Have you ever resisted the urge to buy a plant because you felt it would be safer at the store than around a herbicidal maniac like yourself? If so, don’t be discouraged. Many people label themselves brown thumbs after being plagued by one failed gardening attempt after the other, but that’s because they just haven’t met the right plant. We recently visited Costa Farms in Miami, FL, where we were introduced to a program called Plants of Steel. These foolproof flora are easy to care for and some even thrive on neglect, so if you’re too busy to bother with finicky flowers, check out our list of downright difficult-to-kill plants after the jump.
ZZ Plant (Zamioculcas zamiifolia)
Sorry for using morbidity to illustrate our point, but the ZZ plant is so hardy, it will most likely outlive you. This cockroach of the plant world thrives in almost all conditions and few pests or diseases could bring it down. The ZZ is especially perfect for urbanites who live in low-light apartments since it likes the shade.
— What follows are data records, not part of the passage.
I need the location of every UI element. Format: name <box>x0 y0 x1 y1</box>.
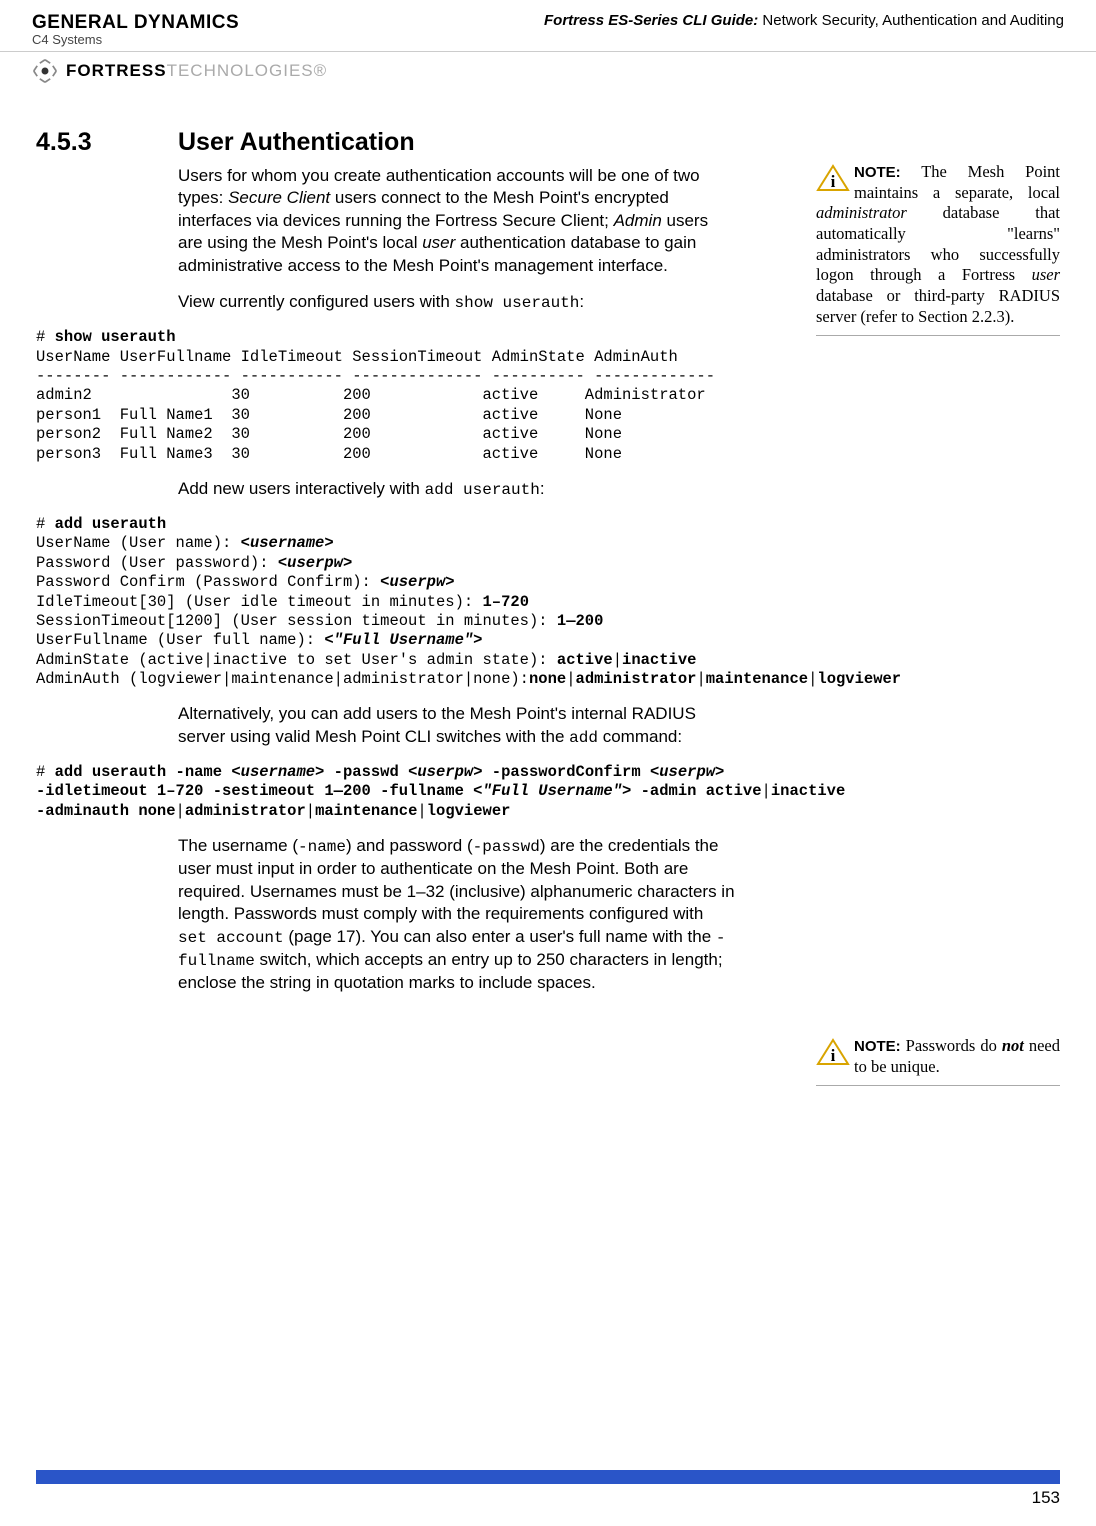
doc-title: Fortress ES-Series CLI Guide: Network Se… <box>544 12 1064 29</box>
note-box-2: i NOTE: Passwords do not need to be uniq… <box>816 1036 1060 1086</box>
footer-bar <box>36 1470 1060 1484</box>
note1-b: administrator <box>816 203 907 222</box>
note1-d: user <box>1032 265 1060 284</box>
brand-line1: GENERAL DYNAMICS <box>32 12 239 34</box>
svg-text:i: i <box>831 1046 836 1065</box>
note2-b: not <box>1002 1036 1024 1055</box>
code-block-show-userauth: # show userauth UserName UserFullname Id… <box>36 328 1060 464</box>
content-area: i NOTE: The Mesh Point maintains a separ… <box>0 128 1096 994</box>
info-icon: i <box>816 1038 850 1066</box>
brand-block: GENERAL DYNAMICS C4 Systems <box>32 12 239 47</box>
paragraph-5: The username (-name) and password (-pass… <box>178 835 736 994</box>
note1-e: database or third-party RADIUS server (r… <box>816 286 1060 326</box>
paragraph-4: Alternatively, you can add users to the … <box>178 703 736 749</box>
doc-title-italic: Fortress ES-Series CLI Guide: <box>544 12 758 29</box>
fortress-grey: TECHNOLOGIES® <box>167 61 328 80</box>
section-title: User Authentication <box>178 128 415 157</box>
info-icon: i <box>816 164 850 192</box>
code-block-add-userauth-inline: # add userauth -name <username> -passwd … <box>36 763 1060 821</box>
fortress-icon <box>32 58 58 84</box>
note2-a: Passwords do <box>901 1036 1002 1055</box>
svg-text:i: i <box>831 172 836 191</box>
note-box-1: i NOTE: The Mesh Point maintains a separ… <box>816 162 1060 336</box>
doc-title-rest: Network Security, Authentication and Aud… <box>758 12 1064 29</box>
paragraph-1: Users for whom you create authentication… <box>178 165 736 277</box>
section-number: 4.5.3 <box>36 128 136 157</box>
fortress-bold: FORTRESS <box>66 61 167 80</box>
fortress-text: FORTRESSTECHNOLOGIES® <box>66 61 327 81</box>
brand-line2: C4 Systems <box>32 32 239 47</box>
paragraph-3: Add new users interactively with add use… <box>178 478 736 501</box>
fortress-logo-row: FORTRESSTECHNOLOGIES® <box>0 58 1096 94</box>
note-label: NOTE: <box>854 1038 901 1055</box>
section-heading: 4.5.3 User Authentication <box>36 128 1060 157</box>
paragraph-2: View currently configured users with sho… <box>178 291 736 314</box>
page-footer: 153 <box>36 1470 1060 1508</box>
code-block-add-userauth: # add userauth UserName (User name): <us… <box>36 515 1060 689</box>
page-header: GENERAL DYNAMICS C4 Systems Fortress ES-… <box>0 0 1096 52</box>
page-number: 153 <box>36 1488 1060 1508</box>
note-label: NOTE: <box>854 164 901 181</box>
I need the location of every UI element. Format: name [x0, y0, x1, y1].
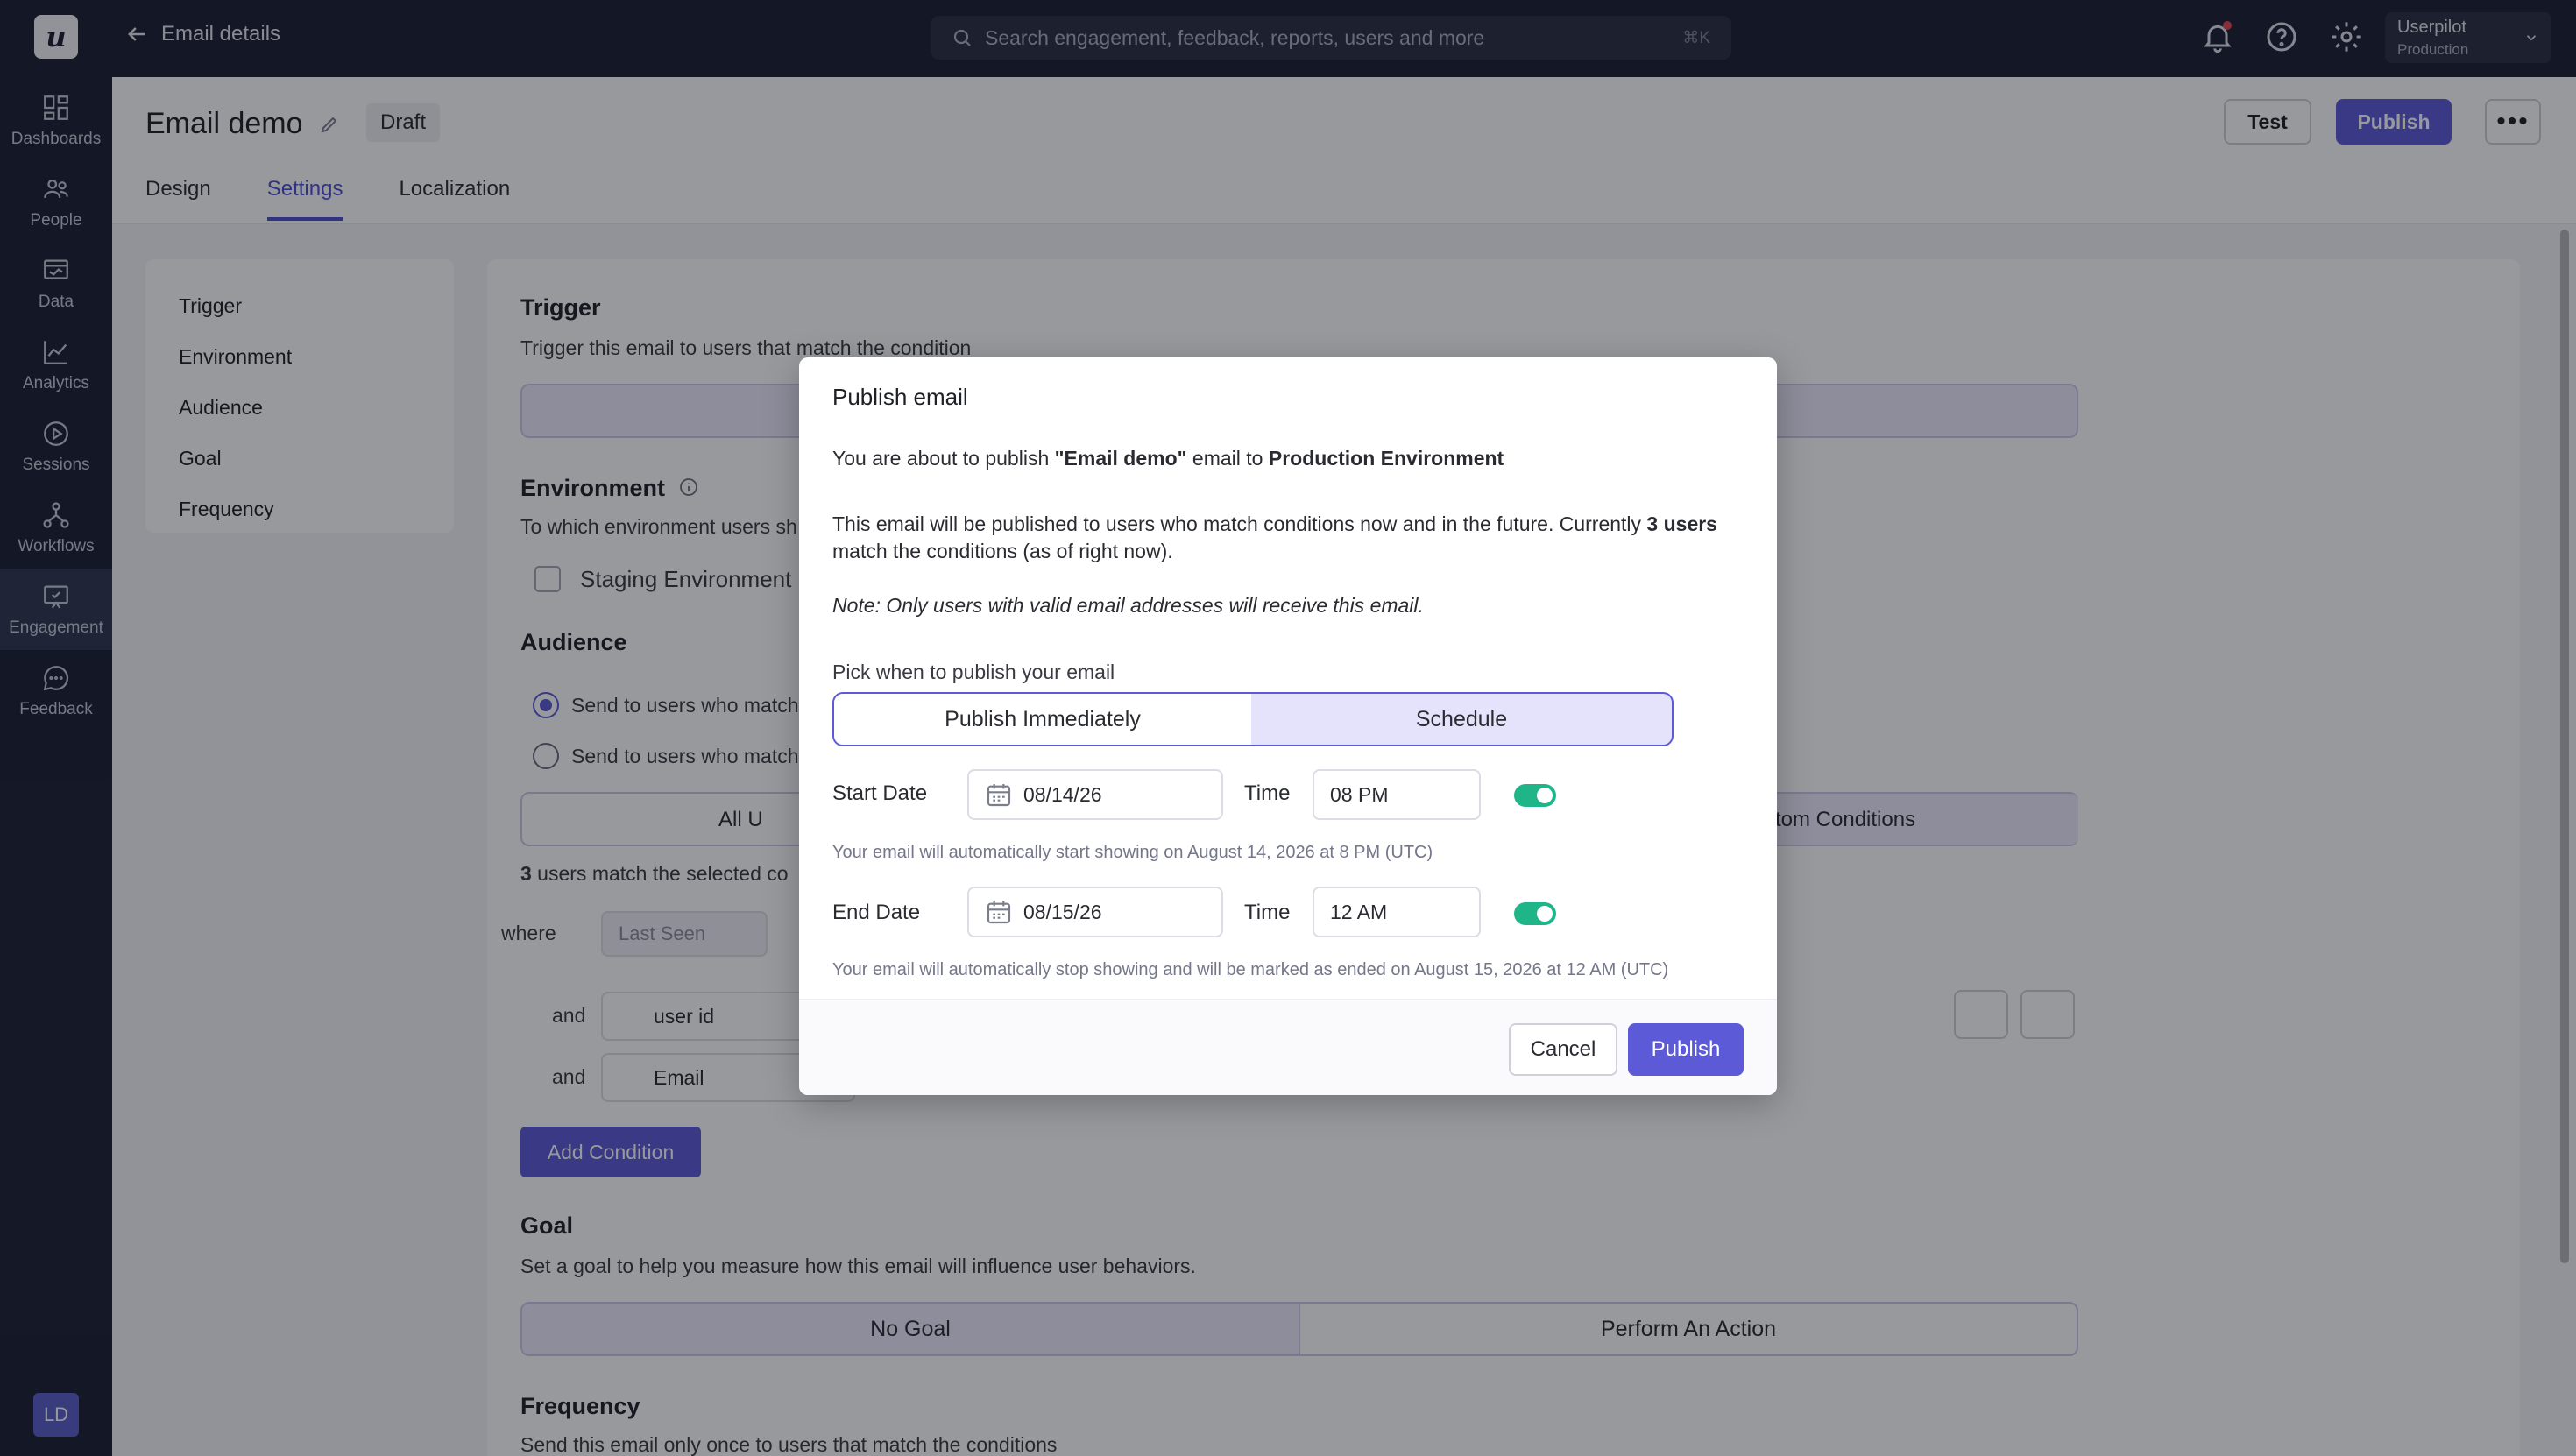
start-time-label: Time [1244, 781, 1291, 805]
dialog-footer: Cancel Publish [799, 999, 1777, 1095]
publish-immediately-option[interactable]: Publish Immediately [832, 692, 1253, 746]
start-date-hint: Your email will automatically start show… [832, 843, 1433, 862]
intro-email-name: "Email demo" [1054, 447, 1187, 470]
publish-button[interactable]: Publish [1628, 1023, 1744, 1076]
body-pre: This email will be published to users wh… [832, 512, 1647, 535]
dialog-note: Note: Only users with valid email addres… [832, 594, 1424, 617]
dialog-body: This email will be published to users wh… [832, 511, 1744, 565]
end-time-input[interactable]: 12 AM [1313, 887, 1481, 937]
end-time-label: Time [1244, 901, 1291, 924]
end-date-label: End Date [832, 901, 921, 924]
body-user-count: 3 users [1646, 512, 1717, 535]
app-root: u Dashboards People Data Analytics Sessi… [0, 0, 2576, 1456]
publish-timing-label: Pick when to publish your email [832, 661, 1115, 683]
end-date-value: 08/15/26 [1023, 900, 1102, 923]
start-time-value: 08 PM [1330, 782, 1389, 806]
scrollbar[interactable] [2560, 230, 2569, 1263]
publish-email-dialog: Publish email You are about to publish "… [799, 357, 1777, 1095]
intro-mid: email to [1186, 447, 1269, 470]
end-date-hint: Your email will automatically stop showi… [832, 960, 1669, 979]
calendar-icon [987, 901, 1011, 924]
calendar-icon [987, 784, 1011, 807]
intro-environment: Production Environment [1268, 447, 1504, 470]
body-post: match the conditions (as of right now). [832, 540, 1173, 562]
start-date-toggle[interactable] [1514, 784, 1556, 807]
schedule-option[interactable]: Schedule [1251, 692, 1674, 746]
end-date-input[interactable]: 08/15/26 [967, 887, 1223, 937]
cancel-button[interactable]: Cancel [1509, 1023, 1617, 1076]
start-date-label: Start Date [832, 781, 928, 805]
dialog-intro: You are about to publish "Email demo" em… [832, 445, 1744, 472]
end-date-toggle[interactable] [1514, 902, 1556, 925]
intro-pre: You are about to publish [832, 447, 1055, 470]
end-time-value: 12 AM [1330, 900, 1388, 923]
start-time-input[interactable]: 08 PM [1313, 769, 1481, 820]
start-date-value: 08/14/26 [1023, 782, 1102, 806]
start-date-input[interactable]: 08/14/26 [967, 769, 1223, 820]
dialog-title: Publish email [832, 384, 968, 410]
You’ve probably seen Sansevieria plants around a lot since they’re a favorite because they’re so easy to care for. While its nicknames are not so nice (it’s often called snake plant or mother-in-law’s tongue), this plant couldn’t be more of a pleasure to grow, especially if you’re lazy. They don’t need much light and can thrive in a wide range of temperatures. They like warmth and dry air; will accept a little sun or a lot; and are not even fussy about the amount of moisture in the soil. Called many nicknames by gardeners, including snake plant and mother-in-law’s tongue, Sansevierias are favored for its ability to grow in low-light situations. The durable snake plant will tolerate benign neglect in a wide range of temperatures.
Despite its rather fussy appearance, the Ponytail Palm is one of the most low-maintenance plants you could buy. Since it’s used to being grown in arid conditions, this palm can survive long dry spells so you don’t have to worry much if you forget to water it before you head off for a holiday. The only thing to keep in mind that the Ponytail Palm is pretty slow-growing so don’t expect it to shoot up rapidly in size like some other plants might.